Rien ne va plus entre Paris et Téhéran?

Désireux de sauvegarder l’accord international sur le nucléaire iranien bien mis à mal par une administration américaine qui le voit comme étant un «très mauvais accord», le chef de la diplomatie française, Jean-Yves Le Drian, s’est rendu ce lundi à Téhéran, devenant ainsi le premier haut responsable représentant un des trois pays de l’Union Européenne signataires de l’accord sur le nucléaire iranien; à savoir, la Grande-Bretagne, l’Allemagne et la France, à se rendre à Téhéran depuis l’ultimatum qui leur avait été adressé en Janvier dernier par Donald Trump.

Avant de s’envoler pour Téhéran, le diplomate français a déclaré au «Journal du Dimanche» que l’Iran a des «programmes balistiques de plusieurs milliers de kilomètres de portée qui ne sont pas conformes aux résolutions du Conseil de Sécurité» et qui, de ce fait, l’exposent à «des sanctions». Or ces menaces exaspèrent l’Iran qui a toujours déclaré ne pas avoir l’intention de se doter d’une bombe atomique et  vouloir limiter la portée de ses missiles à 2000 kilomètres et ce, alors même que Paris dispose, de son côté, de missiles balistiques stratégiques d’une portée supérieure à 6000 kilomètres.

Le responsable iranien ne s’est pas empêché, par ailleurs, de dénoncer «l’extrémisme» de certains pays de l’Union Européenne qui pourraient, à l’expiration de l’ultimatum que le président Trump a bien voulu leur donner et qui court jusqu’au 12 mai prochain,  suivre ce dernier dans  la dénonciation d’un texte qui, à ses yeux, est «l’un des pires accords jamais conclus par les Etats-Unis» et vouloir, à ce titre, apporter des rectifications aux «terribles lacunes» qu’il comporterait selon les termes du locataire de la Maison Blanche.

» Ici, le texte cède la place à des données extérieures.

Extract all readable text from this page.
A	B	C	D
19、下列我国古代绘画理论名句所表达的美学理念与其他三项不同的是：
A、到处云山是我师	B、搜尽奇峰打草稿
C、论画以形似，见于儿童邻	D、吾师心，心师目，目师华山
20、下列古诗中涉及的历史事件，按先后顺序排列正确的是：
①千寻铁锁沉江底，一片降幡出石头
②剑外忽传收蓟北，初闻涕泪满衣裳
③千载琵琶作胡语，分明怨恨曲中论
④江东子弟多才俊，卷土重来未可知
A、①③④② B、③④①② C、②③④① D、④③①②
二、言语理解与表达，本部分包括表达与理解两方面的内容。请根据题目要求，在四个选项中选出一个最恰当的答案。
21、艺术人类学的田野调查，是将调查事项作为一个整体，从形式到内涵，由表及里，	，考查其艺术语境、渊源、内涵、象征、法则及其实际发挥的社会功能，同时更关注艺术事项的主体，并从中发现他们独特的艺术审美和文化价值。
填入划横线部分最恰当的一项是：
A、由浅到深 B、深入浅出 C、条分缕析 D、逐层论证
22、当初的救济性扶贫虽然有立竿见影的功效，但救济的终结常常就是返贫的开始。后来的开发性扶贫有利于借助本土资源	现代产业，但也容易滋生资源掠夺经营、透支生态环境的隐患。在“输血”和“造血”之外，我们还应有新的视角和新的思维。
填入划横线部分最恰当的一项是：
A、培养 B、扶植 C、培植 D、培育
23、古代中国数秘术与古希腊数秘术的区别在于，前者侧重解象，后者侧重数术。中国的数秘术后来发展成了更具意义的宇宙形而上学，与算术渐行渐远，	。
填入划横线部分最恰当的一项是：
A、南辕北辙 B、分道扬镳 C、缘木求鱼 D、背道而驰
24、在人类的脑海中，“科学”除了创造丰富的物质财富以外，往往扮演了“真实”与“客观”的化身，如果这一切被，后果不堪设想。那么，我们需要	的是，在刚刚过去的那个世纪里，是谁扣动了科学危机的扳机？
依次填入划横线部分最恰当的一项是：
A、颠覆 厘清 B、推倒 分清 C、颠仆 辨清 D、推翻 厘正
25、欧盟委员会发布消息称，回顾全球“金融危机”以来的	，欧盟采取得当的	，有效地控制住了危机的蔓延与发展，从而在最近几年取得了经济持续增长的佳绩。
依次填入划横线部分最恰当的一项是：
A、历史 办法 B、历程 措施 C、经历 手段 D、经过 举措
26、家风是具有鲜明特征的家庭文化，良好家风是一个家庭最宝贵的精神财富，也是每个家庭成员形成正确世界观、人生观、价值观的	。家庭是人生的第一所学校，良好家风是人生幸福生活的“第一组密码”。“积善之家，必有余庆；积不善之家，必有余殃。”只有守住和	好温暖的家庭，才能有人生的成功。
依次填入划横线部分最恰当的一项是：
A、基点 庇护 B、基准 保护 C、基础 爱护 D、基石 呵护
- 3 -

Aussi, le chef de la diplomatie iranienne, Mohammad Javad Zarif, s’est-il dit prêt à « dialoguer » mais pas à « négocier » un quelconque accord à moins, toutefois, que l’Occident ne détruise tout son arsenal nucléaire alors que le porte-parole du ministère iranien des Affaires étrangères a déclaré, de son coté, que les inquiétudes que la France éprouve quant à «la politique régionale de l’Iran sont une illusion».

Ainsi, à l’issue d’une journée de discussion à  couteaux tirés avec les responsables iraniens durant laquelle les deux parties se sont exprimé «très librement» et «avec fermeté», le diplomate français qui a rencontré, outre son homologue iranien, le président de la République Hassan Rohani ainsi que le Secrétaire du Conseil Suprême de la Sécurité Nationale, l’amiral Ali Shamkhani, a déclaré avoir fait part à ces derniers des inquiétudes de la France concernant le programme balistique iranien et les visées que la République iranienne aurait au Proche et au Moyen-Orient mais il a reconnu, toutefois, qu’il y a «encore beaucoup de travail à faire» sur ces deux questions.

Le Chef de la diplomatie iranienne considère, pour sa part, que l’Union Européenne peut encore «jouer un rôle plus constructif» dans le cadre de la préservation de l’accord sur le nucléaire iranien en obligeant les Etats-Unis à respecter leurs engagements  alors que l’amiral Shamkhani estime, de son côté, que «le renforcement de la capacité défensive de l’Iran» rentre dans le cadre de la nécessaire politique de dissuasion de l’Iran.

Enfin, si à l’issue de ces entretiens, les deux parties ont affiché leur volonté commune de sauvegarder, tant bien que mal, un accord tant décrié par la Maison Blanche, leurs vues sont restées néanmoins très éloignées sur la question syrienne dès lors que la France mise sur «la capacité» de l’Iran à «intervenir de manière vigoureuse» auprès de son allié de Damas pour apaiser la situation alors que la République islamique estime que, pour sortir de la crise, il faudrait, au contraire, «renforcer» le pouvoir de Bachar Al-Assad.